Your CSR score comprises a weighted average of the CSR scores of your domains with the CSR scores of monitored vendors that you have marked as in-use. Domain scores in turn comprise of a weighted sum of the risks that have been identified for each domain, with more severe risks weighing a score down more. If you have asked any of your monitored vendors to complete a questionnaire, if any potential risks are identified from their responses, those risks also factor into their score, and in turn your score if you have marked them as in-use.
Risks identified on your own domains are weighted higher than those identified for your in-use vendors. You should therefore start by focusing on your own external risk posture. Navigate to your Risk Profile and identify high severity risks with your own domains.
Next focus on your in-use vendors. On your Risk Profile page, locate the risk category Vendors have potential security risks to identify which vendors should be focussed on first. You can request remediation from vendors for both risks with their external web assets, and risks identified through questionnaires.

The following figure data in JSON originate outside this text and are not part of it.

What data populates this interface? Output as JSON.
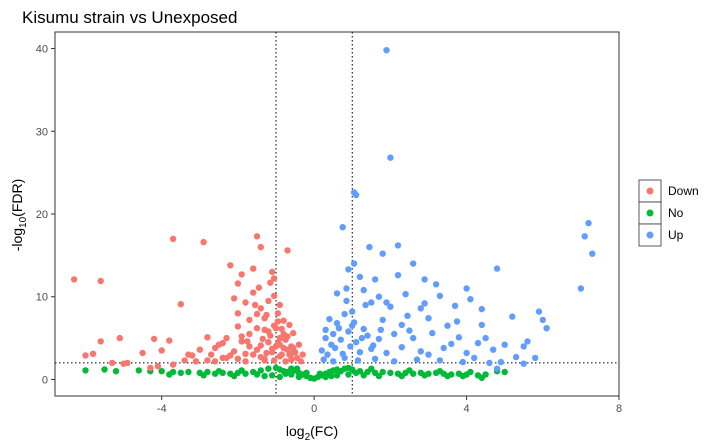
{
  "chart_data": {
    "type": "scatter",
    "title": "Kisumu strain vs Unexposed",
    "xlabel": {
      "base": "log",
      "sub": "2",
      "rest": "(FC)"
    },
    "ylabel": {
      "pre": "-log",
      "sub": "10",
      "rest": "(FDR)"
    },
    "xlim": [
      -6.8,
      8
    ],
    "ylim": [
      -2,
      42
    ],
    "xticks": [
      -4,
      0,
      4,
      8
    ],
    "xtick_labels": [
      "-4",
      "0",
      "4",
      "8"
    ],
    "yticks": [
      0,
      10,
      20,
      30,
      40
    ],
    "ytick_labels": [
      "0",
      "10",
      "20",
      "30",
      "40"
    ],
    "grid": false,
    "legend_position": "right",
    "thresholds": {
      "vlines": [
        -1,
        1
      ],
      "hline": 2
    },
    "series": [
      {
        "name": "Down",
        "color": "#F8766D",
        "points": [
          [
            -6.3,
            12.1
          ],
          [
            -5.6,
            11.9
          ],
          [
            -6.0,
            2.9
          ],
          [
            -5.8,
            3.1
          ],
          [
            -5.6,
            4.6
          ],
          [
            -5.3,
            2.0
          ],
          [
            -5.1,
            5.0
          ],
          [
            -5.0,
            1.9
          ],
          [
            -4.9,
            2.0
          ],
          [
            -4.5,
            3.2
          ],
          [
            -4.3,
            1.4
          ],
          [
            -4.2,
            4.9
          ],
          [
            -4.1,
            1.6
          ],
          [
            -4.0,
            3.5
          ],
          [
            -3.8,
            4.7
          ],
          [
            -3.7,
            1.8
          ],
          [
            -3.7,
            17.0
          ],
          [
            -3.5,
            9.1
          ],
          [
            -3.4,
            2.3
          ],
          [
            -3.2,
            2.9
          ],
          [
            -3.0,
            3.6
          ],
          [
            -2.9,
            16.6
          ],
          [
            -2.8,
            5.1
          ],
          [
            -2.7,
            3.0
          ],
          [
            -2.6,
            2.2
          ],
          [
            -2.5,
            4.2
          ],
          [
            -2.4,
            2.6
          ],
          [
            -2.3,
            5.0
          ],
          [
            -2.2,
            2.9
          ],
          [
            -2.2,
            13.8
          ],
          [
            -2.1,
            9.8
          ],
          [
            -2.0,
            11.6
          ],
          [
            -2.0,
            8.0
          ],
          [
            -1.9,
            12.7
          ],
          [
            -1.9,
            4.6
          ],
          [
            -1.8,
            9.3
          ],
          [
            -1.8,
            3.1
          ],
          [
            -1.7,
            7.2
          ],
          [
            -1.7,
            5.5
          ],
          [
            -1.6,
            13.4
          ],
          [
            -1.6,
            10.5
          ],
          [
            -1.5,
            17.3
          ],
          [
            -1.5,
            6.2
          ],
          [
            -1.5,
            3.6
          ],
          [
            -1.4,
            16.0
          ],
          [
            -1.4,
            8.6
          ],
          [
            -1.4,
            4.1
          ],
          [
            -1.3,
            7.4
          ],
          [
            -1.3,
            2.5
          ],
          [
            -1.2,
            9.5
          ],
          [
            -1.2,
            5.8
          ],
          [
            -1.1,
            13.0
          ],
          [
            -1.1,
            3.3
          ],
          [
            -1.05,
            12.2
          ],
          [
            -1.05,
            6.5
          ],
          [
            -1.05,
            2.3
          ],
          [
            -0.95,
            4.4
          ],
          [
            -0.9,
            9.0
          ],
          [
            -0.9,
            5.0
          ],
          [
            -0.9,
            2.8
          ],
          [
            -0.8,
            7.1
          ],
          [
            -0.8,
            3.8
          ],
          [
            -0.75,
            2.2
          ],
          [
            -0.7,
            15.6
          ],
          [
            -0.7,
            5.2
          ],
          [
            -0.65,
            3.0
          ],
          [
            -0.6,
            4.0
          ],
          [
            -0.6,
            2.4
          ],
          [
            -0.55,
            5.6
          ],
          [
            -0.5,
            3.3
          ],
          [
            -0.45,
            2.6
          ],
          [
            -0.4,
            4.2
          ],
          [
            -0.35,
            2.2
          ],
          [
            -0.3,
            3.0
          ],
          [
            -1.9,
            5.2
          ],
          [
            -1.7,
            4.0
          ],
          [
            -1.5,
            7.9
          ],
          [
            -1.3,
            6.0
          ],
          [
            -1.2,
            4.5
          ],
          [
            -1.1,
            3.7
          ],
          [
            -0.95,
            7.0
          ],
          [
            -0.85,
            6.1
          ],
          [
            -0.75,
            4.8
          ],
          [
            -0.65,
            6.6
          ],
          [
            -0.55,
            3.8
          ],
          [
            -1.6,
            3.0
          ],
          [
            -1.4,
            2.7
          ],
          [
            -1.25,
            3.2
          ],
          [
            -1.0,
            4.0
          ],
          [
            -2.1,
            3.4
          ],
          [
            -2.3,
            2.6
          ],
          [
            -2.6,
            3.8
          ],
          [
            -1.8,
            2.2
          ],
          [
            -0.85,
            3.0
          ],
          [
            -1.15,
            5.3
          ],
          [
            -1.35,
            4.9
          ],
          [
            -0.95,
            8.0
          ],
          [
            -1.05,
            10.1
          ],
          [
            -1.25,
            7.8
          ],
          [
            -1.45,
            11.1
          ],
          [
            -1.0,
            6.2
          ],
          [
            -0.8,
            5.5
          ],
          [
            -0.7,
            3.6
          ],
          [
            -2.0,
            6.4
          ],
          [
            -1.55,
            9.0
          ],
          [
            -1.15,
            11.7
          ],
          [
            -2.4,
            4.4
          ],
          [
            -2.8,
            2.3
          ],
          [
            -3.1,
            2.2
          ],
          [
            -3.3,
            3.0
          ],
          [
            -2.0,
            2.5
          ],
          [
            -1.3,
            2.3
          ],
          [
            -0.6,
            3.1
          ],
          [
            -1.75,
            4.6
          ],
          [
            -0.9,
            4.2
          ]
        ]
      },
      {
        "name": "No",
        "color": "#00BA38",
        "points": [
          [
            -6.0,
            1.1
          ],
          [
            -5.5,
            1.2
          ],
          [
            -5.2,
            1.0
          ],
          [
            -4.6,
            1.1
          ],
          [
            -4.3,
            1.0
          ],
          [
            -4.0,
            1.0
          ],
          [
            -3.7,
            0.9
          ],
          [
            -3.5,
            0.8
          ],
          [
            -3.3,
            0.9
          ],
          [
            -3.0,
            0.8
          ],
          [
            -2.8,
            0.9
          ],
          [
            -2.6,
            0.7
          ],
          [
            -2.4,
            0.8
          ],
          [
            -2.2,
            0.7
          ],
          [
            -2.0,
            0.8
          ],
          [
            -1.8,
            0.7
          ],
          [
            -1.6,
            0.9
          ],
          [
            -1.4,
            1.1
          ],
          [
            -1.2,
            1.3
          ],
          [
            -1.0,
            1.4
          ],
          [
            -0.9,
            1.2
          ],
          [
            -0.8,
            1.0
          ],
          [
            -0.7,
            0.9
          ],
          [
            -0.6,
            1.3
          ],
          [
            -0.5,
            1.1
          ],
          [
            -0.4,
            0.8
          ],
          [
            -0.3,
            0.6
          ],
          [
            -0.2,
            0.4
          ],
          [
            -0.1,
            0.2
          ],
          [
            0.0,
            0.1
          ],
          [
            0.1,
            0.3
          ],
          [
            0.2,
            0.5
          ],
          [
            0.3,
            0.7
          ],
          [
            0.4,
            0.9
          ],
          [
            0.5,
            1.1
          ],
          [
            0.6,
            1.2
          ],
          [
            0.7,
            1.0
          ],
          [
            0.8,
            1.3
          ],
          [
            0.9,
            1.4
          ],
          [
            1.0,
            1.2
          ],
          [
            1.2,
            1.0
          ],
          [
            1.4,
            0.9
          ],
          [
            1.6,
            0.8
          ],
          [
            1.8,
            0.9
          ],
          [
            2.0,
            0.8
          ],
          [
            2.2,
            0.7
          ],
          [
            2.4,
            0.8
          ],
          [
            2.6,
            0.7
          ],
          [
            2.8,
            0.8
          ],
          [
            3.0,
            0.7
          ],
          [
            3.2,
            0.8
          ],
          [
            3.4,
            0.7
          ],
          [
            3.6,
            0.6
          ],
          [
            3.8,
            0.7
          ],
          [
            4.0,
            0.6
          ],
          [
            4.3,
            0.5
          ],
          [
            4.5,
            0.6
          ],
          [
            4.8,
            1.0
          ],
          [
            5.0,
            0.9
          ],
          [
            4.4,
            0.2
          ],
          [
            -2.9,
            0.5
          ],
          [
            -2.1,
            0.4
          ],
          [
            -1.5,
            0.6
          ],
          [
            -1.1,
            0.5
          ],
          [
            -0.9,
            0.3
          ],
          [
            -0.6,
            0.6
          ],
          [
            -0.4,
            0.3
          ],
          [
            0.3,
            0.3
          ],
          [
            0.6,
            0.5
          ],
          [
            0.9,
            0.6
          ],
          [
            1.3,
            0.5
          ],
          [
            1.7,
            0.4
          ],
          [
            2.3,
            0.4
          ],
          [
            2.9,
            0.5
          ],
          [
            3.5,
            0.4
          ],
          [
            -1.3,
            0.4
          ],
          [
            1.1,
            0.8
          ],
          [
            -0.2,
            0.8
          ],
          [
            0.45,
            0.4
          ],
          [
            -0.75,
            0.7
          ],
          [
            -3.8,
            0.6
          ],
          [
            3.9,
            0.4
          ],
          [
            1.5,
            1.3
          ],
          [
            -1.9,
            1.1
          ],
          [
            2.5,
            1.1
          ],
          [
            -2.5,
            1.0
          ],
          [
            3.3,
            1.0
          ],
          [
            -0.45,
            1.3
          ],
          [
            0.15,
            0.7
          ],
          [
            4.1,
            0.9
          ]
        ]
      },
      {
        "name": "Up",
        "color": "#619CFF",
        "points": [
          [
            1.9,
            39.8
          ],
          [
            2.0,
            26.8
          ],
          [
            1.05,
            22.6
          ],
          [
            1.1,
            22.3
          ],
          [
            0.75,
            18.4
          ],
          [
            7.2,
            18.9
          ],
          [
            7.1,
            17.3
          ],
          [
            7.3,
            15.2
          ],
          [
            7.0,
            11.0
          ],
          [
            1.45,
            16.0
          ],
          [
            1.8,
            15.2
          ],
          [
            2.2,
            16.2
          ],
          [
            2.6,
            14.0
          ],
          [
            1.05,
            14.0
          ],
          [
            0.9,
            13.3
          ],
          [
            1.2,
            12.4
          ],
          [
            1.6,
            12.1
          ],
          [
            2.9,
            12.1
          ],
          [
            3.2,
            11.5
          ],
          [
            4.0,
            11.0
          ],
          [
            4.8,
            13.4
          ],
          [
            1.3,
            10.8
          ],
          [
            1.7,
            10.0
          ],
          [
            2.4,
            10.3
          ],
          [
            3.3,
            10.1
          ],
          [
            4.1,
            9.7
          ],
          [
            0.85,
            9.5
          ],
          [
            1.5,
            9.3
          ],
          [
            2.0,
            8.8
          ],
          [
            2.8,
            8.6
          ],
          [
            3.7,
            8.9
          ],
          [
            5.9,
            8.2
          ],
          [
            0.4,
            7.3
          ],
          [
            0.6,
            6.8
          ],
          [
            0.8,
            7.9
          ],
          [
            1.0,
            6.5
          ],
          [
            1.3,
            6.1
          ],
          [
            1.8,
            7.2
          ],
          [
            2.3,
            6.6
          ],
          [
            3.0,
            7.4
          ],
          [
            3.5,
            6.5
          ],
          [
            4.4,
            6.6
          ],
          [
            5.2,
            7.6
          ],
          [
            6.1,
            6.2
          ],
          [
            6.0,
            7.2
          ],
          [
            0.3,
            5.0
          ],
          [
            0.5,
            5.5
          ],
          [
            0.7,
            4.8
          ],
          [
            0.9,
            5.8
          ],
          [
            1.1,
            4.5
          ],
          [
            1.4,
            5.3
          ],
          [
            1.7,
            4.9
          ],
          [
            2.1,
            5.5
          ],
          [
            2.6,
            5.0
          ],
          [
            3.1,
            5.6
          ],
          [
            3.8,
            5.1
          ],
          [
            4.5,
            5.0
          ],
          [
            5.0,
            4.2
          ],
          [
            5.6,
            4.6
          ],
          [
            0.2,
            3.5
          ],
          [
            0.35,
            3.0
          ],
          [
            0.55,
            3.8
          ],
          [
            0.75,
            3.1
          ],
          [
            0.95,
            4.0
          ],
          [
            1.2,
            3.3
          ],
          [
            1.5,
            3.7
          ],
          [
            1.9,
            3.2
          ],
          [
            2.3,
            3.9
          ],
          [
            2.8,
            3.4
          ],
          [
            3.4,
            3.8
          ],
          [
            4.0,
            3.2
          ],
          [
            4.7,
            3.6
          ],
          [
            5.3,
            2.7
          ],
          [
            5.8,
            2.6
          ],
          [
            0.25,
            2.4
          ],
          [
            0.5,
            2.2
          ],
          [
            0.8,
            2.6
          ],
          [
            1.15,
            2.3
          ],
          [
            1.6,
            2.5
          ],
          [
            2.1,
            2.2
          ],
          [
            2.7,
            2.4
          ],
          [
            3.3,
            2.3
          ],
          [
            3.9,
            2.1
          ],
          [
            4.6,
            2.0
          ],
          [
            4.9,
            2.1
          ],
          [
            5.5,
            1.9
          ],
          [
            4.8,
            1.3
          ],
          [
            0.65,
            6.2
          ],
          [
            1.0,
            8.2
          ],
          [
            1.25,
            5.0
          ],
          [
            0.45,
            4.2
          ],
          [
            2.5,
            5.9
          ],
          [
            3.6,
            4.3
          ],
          [
            4.2,
            2.6
          ],
          [
            1.35,
            9.0
          ],
          [
            0.6,
            10.4
          ],
          [
            1.9,
            9.3
          ],
          [
            2.2,
            12.6
          ],
          [
            3.0,
            3.0
          ],
          [
            4.3,
            4.4
          ],
          [
            1.05,
            6.9
          ],
          [
            0.85,
            11.0
          ],
          [
            1.75,
            6.0
          ],
          [
            2.9,
            9.2
          ],
          [
            5.5,
            4.0
          ],
          [
            0.3,
            6.0
          ],
          [
            1.55,
            4.1
          ],
          [
            2.45,
            7.7
          ],
          [
            3.75,
            7.0
          ],
          [
            4.4,
            8.5
          ]
        ]
      }
    ]
  }
}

Scores are calculated whenever websites are scanned, or questionnaires submitted. Websites are scanned at least once a day, so for companies with multiple websites, scores are generally calculated multiple times a day.
As changes are made to websites (for instance, to remediate risks), these changes should appear in CyberRisk within 24 hours. Certain changes however may take longer (up to 2 weeks). This delay occurs for a number of reasons, including for instance ensuring false positives don’t appear within the scan results. If you believe a risk is being incorrectly identified after a 2 week period, please contact UpGuard Support or your Account Manager to investigate further.